Why the Healthcare Quadruple Aim Hasn’t (Yet) Hit the Bullseye

In 2014, the Triple Aim proposed by IHI in 2007 became the Quadruple Aim. This transition occurred because the objectives of the Triple Aim – better patient experiences, better population health, and lower costs – had been pursued mainly with what may have been an ill-conceived and dangerous assumption. Specifically, the dedication of clinicians and providers was assumed to be an inexhaustible resource of human initiative, technical expertise, and plain old labor.

This assumption was dangerous because significant driving forces in healthcare, such as administrators, investors, regulators, and vendors within the industry, held this assumption to be true. This view led to initiatives, compliance requirements, and work demands that frequently did not align strongly with those dedicated healthcare professionals’ motivations and goals yet asked more and more of them.

Finally, healthcare team well-being was added to create the vital concept of the Quadruple Aim. How much progress has been made in the eight years since?

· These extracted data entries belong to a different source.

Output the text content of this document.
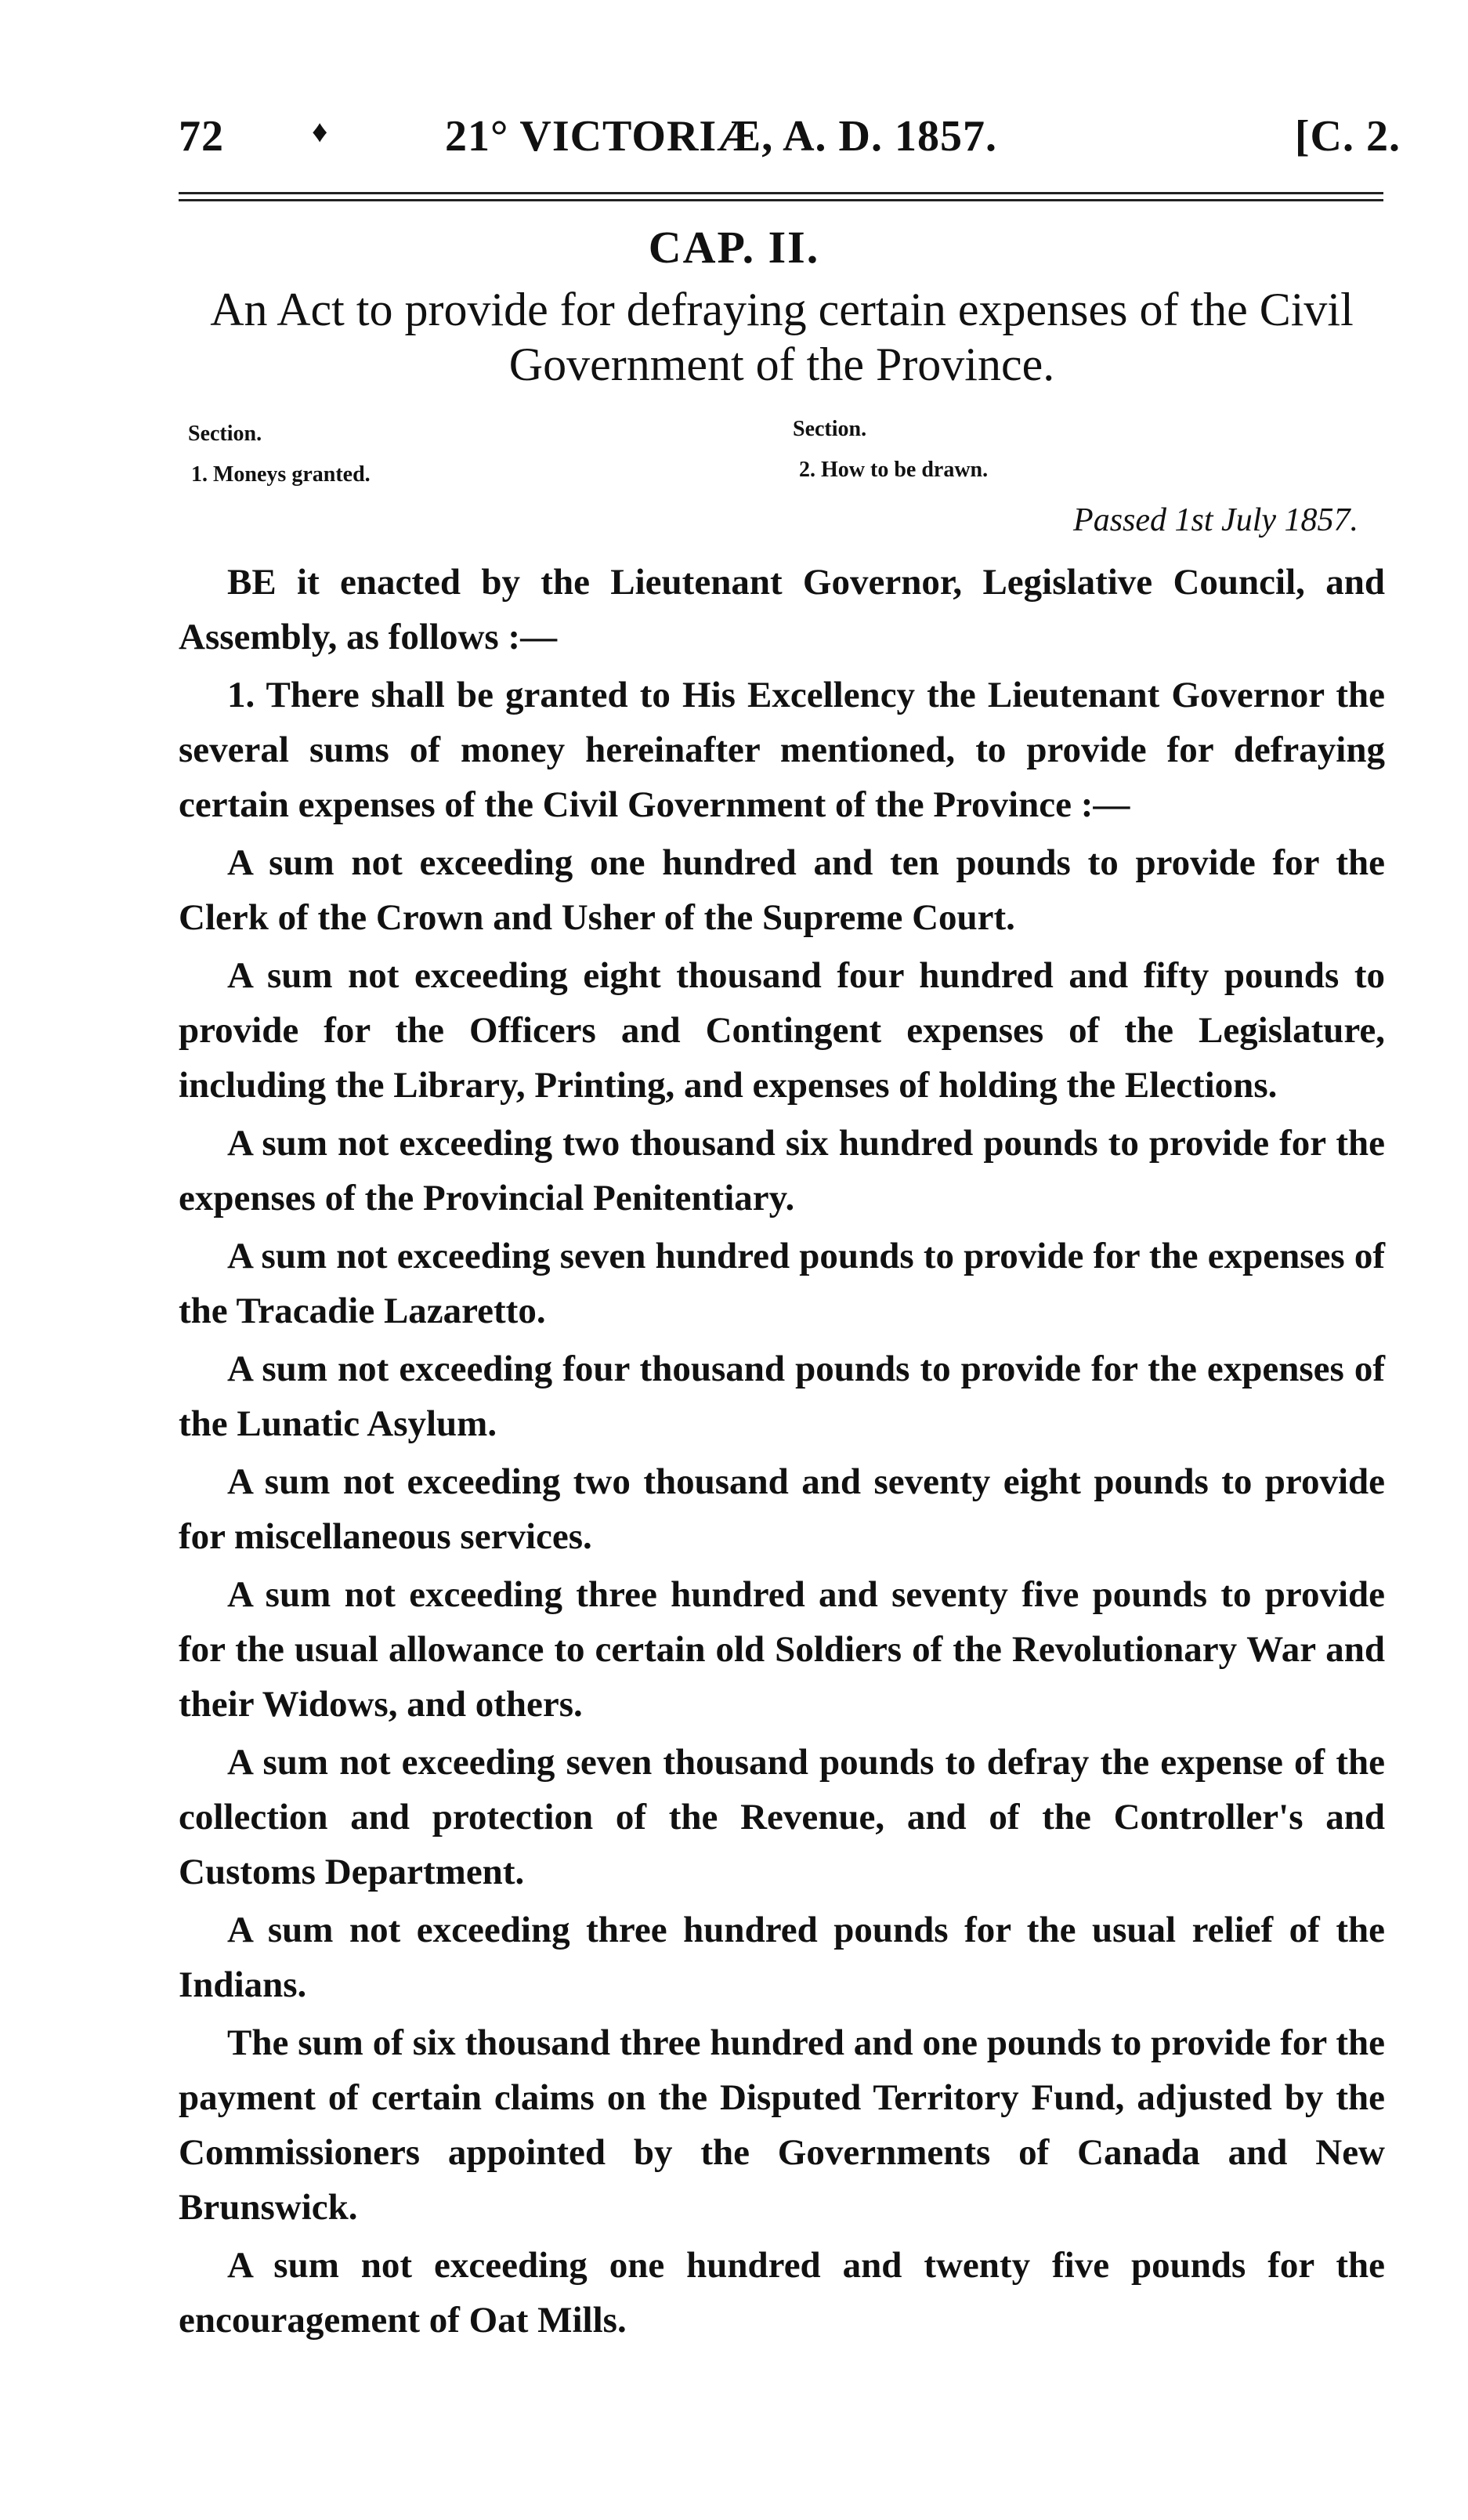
72	♦	21° VICTORIÆ, A. D. 1857.	[C. 2.
CAP. II.
An Act to provide for defraying certain expenses of the Civil Government of the Province.
Section.
1. Moneys granted.
Section.
2. How to be drawn.
Passed 1st July 1857.

BE it enacted by the Lieutenant Governor, Legislative Council, and Assembly, as follows :—

1. There shall be granted to His Excellency the Lieutenant Governor the several sums of money hereinafter mentioned, to provide for defraying certain expenses of the Civil Government of the Province :—

A sum not exceeding one hundred and ten pounds to provide for the Clerk of the Crown and Usher of the Supreme Court.

A sum not exceeding eight thousand four hundred and fifty pounds to provide for the Officers and Contingent expenses of the Legislature, including the Library, Printing, and expenses of holding the Elections.

A sum not exceeding two thousand six hundred pounds to provide for the expenses of the Provincial Penitentiary.

A sum not exceeding seven hundred pounds to provide for the expenses of the Tracadie Lazaretto.

A sum not exceeding four thousand pounds to provide for the expenses of the Lunatic Asylum.

A sum not exceeding two thousand and seventy eight pounds to provide for miscellaneous services.

A sum not exceeding three hundred and seventy five pounds to provide for the usual allowance to certain old Soldiers of the Revolutionary War and their Widows, and others.

A sum not exceeding seven thousand pounds to defray the expense of the collection and protection of the Revenue, and of the Controller's and Customs Department.

A sum not exceeding three hundred pounds for the usual relief of the Indians.

The sum of six thousand three hundred and one pounds to provide for the payment of certain claims on the Disputed Territory Fund, adjusted by the Commissioners appointed by the Governments of Canada and New Brunswick.

A sum not exceeding one hundred and twenty five pounds for the encouragement of Oat Mills.
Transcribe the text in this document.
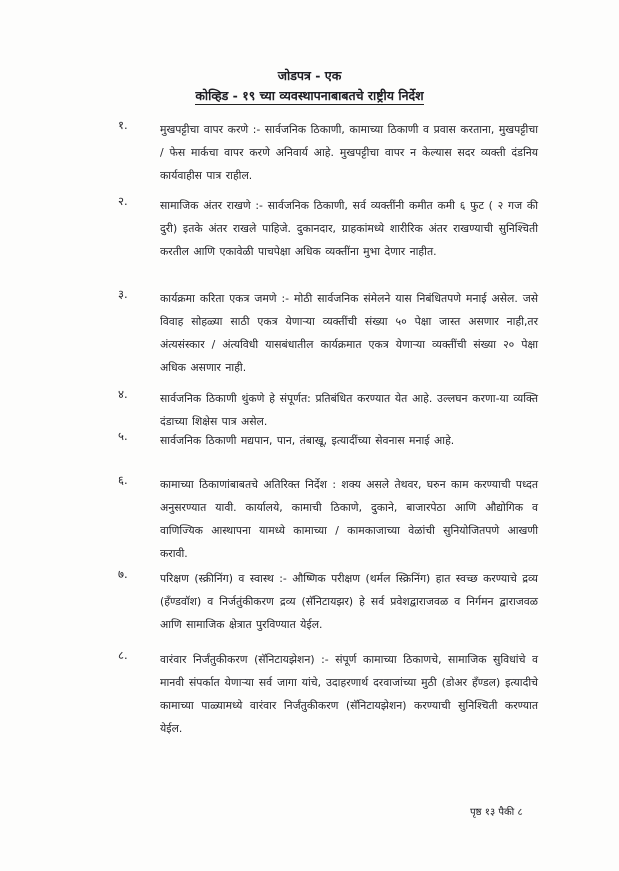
जोडपत्र - एक
कोव्हिड - १९ च्या व्यवस्थापनाबाबतचे राष्ट्रीय निर्देश
१.	मुखपट्टीचा वापर करणे :- सार्वजनिक ठिकाणी, कामाच्या ठिकाणी व प्रवास करताना, मुखपट्टीचा / फेस मार्कचा वापर करणे अनिवार्य आहे. मुखपट्टीचा वापर न केल्यास सदर व्यक्ती दंडनिय कार्यवाहीस पात्र राहील.
२.	सामाजिक अंतर राखणे :- सार्वजनिक ठिकाणी, सर्व व्यक्तींनी कमीत कमी ६ फुट ( २ गज की दुरी) इतके अंतर राखले पाहिजे. दुकानदार, ग्राहकांमध्ये शारीरिक अंतर राखण्याची सुनिश्चिती करतील आणि एकावेळी पाचपेक्षा अधिक व्यक्तींना मुभा देणार नाहीत.
३.	कार्यक्रमा करिता एकत्र जमणे :- मोठी सार्वजनिक संमेलने यास निबंधितपणे मनाई असेल. जसे विवाह सोहळ्या साठी एकत्र येणाऱ्या व्यक्तींची संख्या ५० पेक्षा जास्त असणार नाही,तर अंत्यसंस्कार / अंत्यविधी यासबंधातील कार्यक्रमात एकत्र येणाऱ्या व्यक्तींची संख्या २० पेक्षा अधिक असणार नाही.
४.	सार्वजनिक ठिकाणी थुंकणे हे संपूर्णत: प्रतिबंधित करण्यात येत आहे. उल्लघन करणा-या व्यक्ति दंडाच्या शिक्षेस पात्र असेल.
५.	सार्वजनिक ठिकाणी मद्यपान, पान, तंबाखू, इत्यादींच्या सेवनास मनाई आहे.
६.	कामाच्या ठिकाणांबाबतचे अतिरिक्त निर्देश : शक्य असले तेथवर, घरुन काम करण्याची पध्दत अनुसरण्यात यावी. कार्यालये, कामाची ठिकाणे, दुकाने, बाजारपेठा आणि औद्योगिक व वाणिज्यिक आस्थापना यामध्ये कामाच्या / कामकाजाच्या वेळांची सुनियोजितपणे आखणी करावी.
७.	परिक्षण (स्क्रीनिंग) व स्वास्थ :- औष्णिक परीक्षण (थर्मल स्क्रिनिंग) हात स्वच्छ करण्याचे द्रव्य (हँण्डवॉश) व निर्जतुंकीकरण द्रव्य (सॅनिटायझर) हे सर्व प्रवेशद्वाराजवळ व निर्गमन द्वाराजवळ आणि सामाजिक क्षेत्रात पुरविण्यात येईल.
८.	वारंवार निर्जंतुकीकरण (सॅनिटायझेशन) :- संपूर्ण कामाच्या ठिकाणचे, सामाजिक सुविधांचे व मानवी संपर्कात येणाऱ्या सर्व जागा यांचे, उदाहरणार्थ दरवाजांच्या मुठी (डोअर हँण्डल) इत्यादीचे कामाच्या पाळ्यामध्ये वारंवार निर्जंतुकीकरण (सॅनिटायझेशन) करण्याची सुनिश्चिती करण्यात येईल.
पृष्ठ १३ पैकी ८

Many have reported real progress on parts of the Quadruple Aim. Still, several things stand out. First, gains in one of the Aims sometimes come at a cost, even to the point of backsliding, in others. If the true goal is to optimize for all four Aims, why is this acceptable? Second, some efforts become parochial and limited in focus as though they are driven by more competitive or “better” thinking than the unified way of thinking that is required to serve the four aims. Third, some analysts consider operational efficiency a frequent enabler of competing goals, but honestly, efficiency has never been a core strength or serious pursuit in healthcare. While efficiency is usually the key to serving these competing goals, it may address the fourth Aim, the team’s well-being, the most. And that is why it becomes such a breakthrough for the Quadruple Aim because, with significant weakness in the fourth Aim, the other three are rarely, if ever, met.

Here is a simple but essential chain of thought. Performance Improvement, as the critical path toward the Quadruple Aim, needs to be deftly integrated into all the processes used to manage clinical care. Endless speeches, white papers, classes, and slogans are not enough to accomplish this. Instead, genuinely re-engineering the workflows and tools used is required. Contrary to this requirement, the typical approach to PI is to approach it as a distinct function governed by conceptual methodologies, which are only blueprints for manual human work. Any means of technical facilitation is usually homegrown, lacking standardization and any real efficiency, and so are pinpoint solutions serving only separate tasks in the process chain without real integration or collective advantage. In Enhancing healthcare efficiency to achieve the Quadruple Aim: an exploratory study published in BMC Research Notes, Bengt B. Arnetz et al. said, “To our knowledge, no previous intervention has primarily targeted efficiency for quality improvement.”

An advanced PI software workbench designed with the real goals in mind, not just the separate objectives’ tasks, and strong UI/UX (user interface and user experience) that is directly connected to the processes for tracking, analyzing, and investigating quality metrics and safety event reports, represents a significant and vital innovation that can have tremendous impacts on efficiency for the overall effort. It is certainly worth an exploratory look and, frankly, serious consideration, but many will not take that next step because it is very different from what they have “always done.” So maybe it’s time for a real break out to get to the Quadruple Aim.